Lunch: Cinnamon Nut Filling Recipe

This recipe includes fertility superfoods such as:

Cinnamon, Nuts, Walnuts

Health and fertility benefits of Cinnamon Nut Filling Recipe

Cinnamon is one of the best ingredients that someone with insulin sensitivity can eat. Half a teaspoon of cinnamon per day has been shown to be very effective at normalizing blood sugar levels. Cinnamon contains hydroxychalcone, which is thought to enhance the effects of insulin. It has also been suggested that Cinnamon prevents post-meal blood sugar spikes by slowing the gastric emptying rate - meaning that food digests slowly. (Reference: http://www.ncbi.nlm.nih.gov/pubmed/11506060). Nuts are a natural source of Inositol, a derivative of Vitamin B (which is often prescribed in the form of supplements for women with PCOS). Inositol can effectively control the symptoms of PCOS by reducing insulin resistance and improving insulin sensitivity. Walnuts are low on the glycemic index. What’s more, they also lower the glycemic index of other foods that you eat in conjunction with these nuts.
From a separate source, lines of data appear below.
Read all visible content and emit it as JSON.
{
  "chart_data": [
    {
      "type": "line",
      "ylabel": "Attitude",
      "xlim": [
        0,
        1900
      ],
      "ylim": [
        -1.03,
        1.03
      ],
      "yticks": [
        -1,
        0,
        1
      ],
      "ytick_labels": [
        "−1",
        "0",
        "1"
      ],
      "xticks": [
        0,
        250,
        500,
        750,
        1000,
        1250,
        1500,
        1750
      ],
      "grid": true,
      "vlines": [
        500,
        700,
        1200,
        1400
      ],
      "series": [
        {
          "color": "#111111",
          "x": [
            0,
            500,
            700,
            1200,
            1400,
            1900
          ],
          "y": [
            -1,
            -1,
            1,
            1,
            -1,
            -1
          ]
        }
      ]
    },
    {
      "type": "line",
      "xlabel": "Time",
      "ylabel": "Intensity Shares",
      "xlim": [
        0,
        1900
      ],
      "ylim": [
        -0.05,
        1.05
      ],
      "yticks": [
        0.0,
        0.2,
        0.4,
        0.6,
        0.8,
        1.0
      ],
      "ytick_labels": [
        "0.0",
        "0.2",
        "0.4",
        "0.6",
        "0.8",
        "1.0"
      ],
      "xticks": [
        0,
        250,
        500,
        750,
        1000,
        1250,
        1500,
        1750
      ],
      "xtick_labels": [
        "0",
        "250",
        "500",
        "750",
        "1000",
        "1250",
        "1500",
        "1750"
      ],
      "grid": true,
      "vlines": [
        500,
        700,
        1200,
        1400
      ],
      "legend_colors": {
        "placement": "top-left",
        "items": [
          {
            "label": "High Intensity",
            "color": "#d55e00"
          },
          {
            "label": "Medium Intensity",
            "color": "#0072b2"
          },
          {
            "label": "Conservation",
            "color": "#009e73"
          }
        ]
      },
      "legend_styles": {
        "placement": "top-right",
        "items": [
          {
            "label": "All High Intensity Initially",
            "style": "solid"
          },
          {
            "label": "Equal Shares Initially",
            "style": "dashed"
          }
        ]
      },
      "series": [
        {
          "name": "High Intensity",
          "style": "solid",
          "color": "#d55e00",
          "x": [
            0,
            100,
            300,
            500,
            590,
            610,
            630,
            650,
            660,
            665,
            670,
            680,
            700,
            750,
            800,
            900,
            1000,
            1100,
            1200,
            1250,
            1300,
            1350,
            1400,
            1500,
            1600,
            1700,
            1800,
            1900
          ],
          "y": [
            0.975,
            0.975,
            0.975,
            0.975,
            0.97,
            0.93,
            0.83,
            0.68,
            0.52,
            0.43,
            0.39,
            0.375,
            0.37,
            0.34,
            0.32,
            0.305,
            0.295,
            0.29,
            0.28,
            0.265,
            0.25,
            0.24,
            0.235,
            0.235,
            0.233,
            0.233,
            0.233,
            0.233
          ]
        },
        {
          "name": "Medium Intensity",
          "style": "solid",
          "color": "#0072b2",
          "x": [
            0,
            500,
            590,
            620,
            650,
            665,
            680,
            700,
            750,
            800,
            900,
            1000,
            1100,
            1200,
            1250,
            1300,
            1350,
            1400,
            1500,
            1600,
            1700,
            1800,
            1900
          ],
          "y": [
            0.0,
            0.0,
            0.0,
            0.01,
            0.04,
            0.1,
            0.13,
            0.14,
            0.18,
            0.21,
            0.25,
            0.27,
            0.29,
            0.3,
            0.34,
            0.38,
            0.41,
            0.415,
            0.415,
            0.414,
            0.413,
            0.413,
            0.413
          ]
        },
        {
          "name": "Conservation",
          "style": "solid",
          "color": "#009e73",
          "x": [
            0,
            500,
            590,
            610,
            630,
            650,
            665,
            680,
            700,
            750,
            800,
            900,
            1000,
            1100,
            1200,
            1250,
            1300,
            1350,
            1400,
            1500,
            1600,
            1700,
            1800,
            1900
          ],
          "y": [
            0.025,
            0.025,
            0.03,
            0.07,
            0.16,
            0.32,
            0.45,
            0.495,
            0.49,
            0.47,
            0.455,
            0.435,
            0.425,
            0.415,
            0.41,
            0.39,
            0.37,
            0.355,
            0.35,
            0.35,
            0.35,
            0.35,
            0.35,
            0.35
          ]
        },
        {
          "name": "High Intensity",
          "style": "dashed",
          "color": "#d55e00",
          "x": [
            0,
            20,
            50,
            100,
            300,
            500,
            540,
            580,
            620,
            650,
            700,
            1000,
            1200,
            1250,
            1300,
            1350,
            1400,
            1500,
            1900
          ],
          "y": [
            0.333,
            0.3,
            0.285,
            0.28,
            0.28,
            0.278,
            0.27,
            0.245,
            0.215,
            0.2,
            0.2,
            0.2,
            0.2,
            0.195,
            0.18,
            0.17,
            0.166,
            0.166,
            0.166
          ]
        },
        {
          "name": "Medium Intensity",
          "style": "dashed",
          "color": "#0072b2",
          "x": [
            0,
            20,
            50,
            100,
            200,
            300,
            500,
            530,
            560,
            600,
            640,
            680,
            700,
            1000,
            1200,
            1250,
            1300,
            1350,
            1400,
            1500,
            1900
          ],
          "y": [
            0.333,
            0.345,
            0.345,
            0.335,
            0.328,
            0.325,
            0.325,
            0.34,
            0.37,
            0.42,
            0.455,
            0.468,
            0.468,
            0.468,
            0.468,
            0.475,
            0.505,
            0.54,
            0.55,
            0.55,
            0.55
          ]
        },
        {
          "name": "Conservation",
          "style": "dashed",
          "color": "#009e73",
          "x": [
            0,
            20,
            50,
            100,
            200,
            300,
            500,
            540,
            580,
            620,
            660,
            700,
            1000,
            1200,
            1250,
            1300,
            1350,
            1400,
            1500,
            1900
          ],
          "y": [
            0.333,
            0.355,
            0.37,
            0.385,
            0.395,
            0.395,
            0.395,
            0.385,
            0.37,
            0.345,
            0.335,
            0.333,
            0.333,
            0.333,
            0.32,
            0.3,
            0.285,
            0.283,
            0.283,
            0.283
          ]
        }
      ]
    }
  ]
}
Any kind of nuts provide a healthy source of fat and a great way to encourage PCOS weight loss.

Ingredients

1/2 cup packed brown sugar
1/2 cup chopped walnuts or pecans
1 teaspoon ground cinnamon
2 tablespoons butter, softened

Instructions

In a bowl, combine the brown sugar, walnuts and cinnamon. Use for Braided Coffee Cake or Coffee Cake Ring. Spread butter over dough; sprinkle with sugar mixture.